The thing is no one really cares about the sibling of the drug addict. No one pays attention to how horrific the ordeal is for the sibling. I don’t mean this in a self pitying way, it is simply a fact. People tend to forget about the sibling, and they tend to overlook the significance of sibling relationships. No one really understands how painful it is to watch your sibling self-destruct and become unrecognizable. For me it was as if my brother had died, because the person I knew growing up completely disappeared, as the drugs turned him into a monster. Not only did I loose the person who was once my brother, but I had to deal with the abuse from the drug addict who now resided inside of my brother’s body. It was so painful to watch my older brother who was once so full of joy become gaunt and unrecognizable. Loosing a sibling to addiction is so unfair, because the person may still be there physically, but their personality is completely changed. They go in and out of rehab again and again, on and off the streets, and in and out of your life. You loose them over and over again.

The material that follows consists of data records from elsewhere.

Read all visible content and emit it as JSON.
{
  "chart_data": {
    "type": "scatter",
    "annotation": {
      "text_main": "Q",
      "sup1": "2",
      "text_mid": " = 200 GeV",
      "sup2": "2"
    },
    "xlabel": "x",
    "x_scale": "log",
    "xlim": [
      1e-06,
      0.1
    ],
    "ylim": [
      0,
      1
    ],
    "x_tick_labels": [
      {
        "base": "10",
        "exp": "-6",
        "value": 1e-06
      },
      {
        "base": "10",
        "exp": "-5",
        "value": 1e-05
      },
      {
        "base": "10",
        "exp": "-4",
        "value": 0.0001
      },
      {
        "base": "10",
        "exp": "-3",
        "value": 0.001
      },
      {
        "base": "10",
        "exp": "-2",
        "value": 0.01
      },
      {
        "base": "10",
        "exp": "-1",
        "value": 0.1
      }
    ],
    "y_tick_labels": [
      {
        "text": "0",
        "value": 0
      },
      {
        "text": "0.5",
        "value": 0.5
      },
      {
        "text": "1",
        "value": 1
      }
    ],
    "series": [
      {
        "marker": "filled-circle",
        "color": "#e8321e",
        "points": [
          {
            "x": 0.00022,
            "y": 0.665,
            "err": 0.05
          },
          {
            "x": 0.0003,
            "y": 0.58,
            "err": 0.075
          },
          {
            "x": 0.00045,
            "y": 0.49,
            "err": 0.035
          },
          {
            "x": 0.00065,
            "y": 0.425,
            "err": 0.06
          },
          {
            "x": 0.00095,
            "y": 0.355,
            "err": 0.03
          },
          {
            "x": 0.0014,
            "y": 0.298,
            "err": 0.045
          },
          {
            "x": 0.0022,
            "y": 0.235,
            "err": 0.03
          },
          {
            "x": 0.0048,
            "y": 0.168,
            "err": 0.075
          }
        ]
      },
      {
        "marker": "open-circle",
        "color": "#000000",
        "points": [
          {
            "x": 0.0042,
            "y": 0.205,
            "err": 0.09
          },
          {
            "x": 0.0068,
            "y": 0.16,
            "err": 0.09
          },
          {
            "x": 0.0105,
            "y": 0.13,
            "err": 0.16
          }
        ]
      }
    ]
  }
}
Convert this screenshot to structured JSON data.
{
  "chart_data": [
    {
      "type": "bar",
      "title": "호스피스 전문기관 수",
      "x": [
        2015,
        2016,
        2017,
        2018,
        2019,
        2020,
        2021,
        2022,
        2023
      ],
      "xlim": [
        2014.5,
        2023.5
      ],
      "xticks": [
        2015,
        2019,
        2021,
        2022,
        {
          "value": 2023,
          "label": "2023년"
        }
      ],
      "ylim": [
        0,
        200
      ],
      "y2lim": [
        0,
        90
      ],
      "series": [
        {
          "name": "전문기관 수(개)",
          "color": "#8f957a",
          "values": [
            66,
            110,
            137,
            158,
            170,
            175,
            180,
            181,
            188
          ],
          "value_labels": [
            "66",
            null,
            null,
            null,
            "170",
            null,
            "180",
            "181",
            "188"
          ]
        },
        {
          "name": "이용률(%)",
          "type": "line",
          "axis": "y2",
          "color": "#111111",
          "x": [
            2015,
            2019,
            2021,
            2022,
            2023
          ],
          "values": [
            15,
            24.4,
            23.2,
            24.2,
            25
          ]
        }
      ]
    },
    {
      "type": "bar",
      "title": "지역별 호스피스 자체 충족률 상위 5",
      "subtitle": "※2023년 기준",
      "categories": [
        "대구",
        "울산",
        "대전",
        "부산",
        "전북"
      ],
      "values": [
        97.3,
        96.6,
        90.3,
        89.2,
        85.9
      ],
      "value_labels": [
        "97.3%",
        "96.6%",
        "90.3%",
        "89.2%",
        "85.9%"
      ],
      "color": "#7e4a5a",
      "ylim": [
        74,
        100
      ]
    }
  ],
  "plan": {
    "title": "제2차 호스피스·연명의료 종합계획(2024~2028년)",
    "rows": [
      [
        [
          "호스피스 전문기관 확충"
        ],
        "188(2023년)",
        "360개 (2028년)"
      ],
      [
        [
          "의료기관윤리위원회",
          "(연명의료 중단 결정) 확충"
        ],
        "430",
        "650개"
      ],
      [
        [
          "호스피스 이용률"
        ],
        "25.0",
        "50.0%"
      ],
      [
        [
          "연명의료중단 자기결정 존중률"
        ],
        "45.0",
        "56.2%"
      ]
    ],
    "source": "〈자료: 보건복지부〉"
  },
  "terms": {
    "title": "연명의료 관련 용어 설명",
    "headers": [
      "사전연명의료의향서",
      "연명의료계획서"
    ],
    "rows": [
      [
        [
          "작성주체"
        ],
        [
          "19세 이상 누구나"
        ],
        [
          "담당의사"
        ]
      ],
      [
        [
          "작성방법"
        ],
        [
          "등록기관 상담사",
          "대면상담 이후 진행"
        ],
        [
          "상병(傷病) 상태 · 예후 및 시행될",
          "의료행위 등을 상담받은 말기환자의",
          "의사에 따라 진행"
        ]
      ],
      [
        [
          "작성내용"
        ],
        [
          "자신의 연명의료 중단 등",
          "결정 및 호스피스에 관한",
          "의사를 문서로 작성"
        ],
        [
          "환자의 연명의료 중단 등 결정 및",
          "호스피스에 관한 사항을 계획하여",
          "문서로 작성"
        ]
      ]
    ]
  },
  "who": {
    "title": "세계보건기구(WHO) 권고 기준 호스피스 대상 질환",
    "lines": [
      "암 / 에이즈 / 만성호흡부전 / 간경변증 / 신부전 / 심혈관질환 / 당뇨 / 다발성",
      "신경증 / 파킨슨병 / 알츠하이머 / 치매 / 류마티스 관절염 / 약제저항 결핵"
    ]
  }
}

During one of the many periods of time that my brother spent on the streets and I thought he was going to die, I came across these quotes that perfectly described how I felt about loosing my sibling:

“…losing a sibling is oftentimes much harder for a person than losing any other member of the family. A sibling represents a person’s past, present, and future. Spouses have each other, and even when one eventually dies, they have memories of a time when they existed before that other person and can more readily imagine a life without them. Likewise, parents may have other children to be concerned with–a future to protect for them. To lose a sibling is to lose the one person with whom one shares a lifelong bond that is meant to continue on into the future.” – John Corey Whaley, Where Things Come Back

“Not only had my brother disappeared…a part of my very being had gone with him. Stories about us could, from then on, be told from only one perspective. Memories could be told but not shared.” – John Corey Whaley, Where Things Come Back

Loosing my brother to drugs (although he is still alive, the brother I once knew is gone forever) has been the hardest thing I have ever had to deal with and has caused me immeasurable amounts of pain and heartache. I honestly feel like part of my identity was lost when I lost my brother.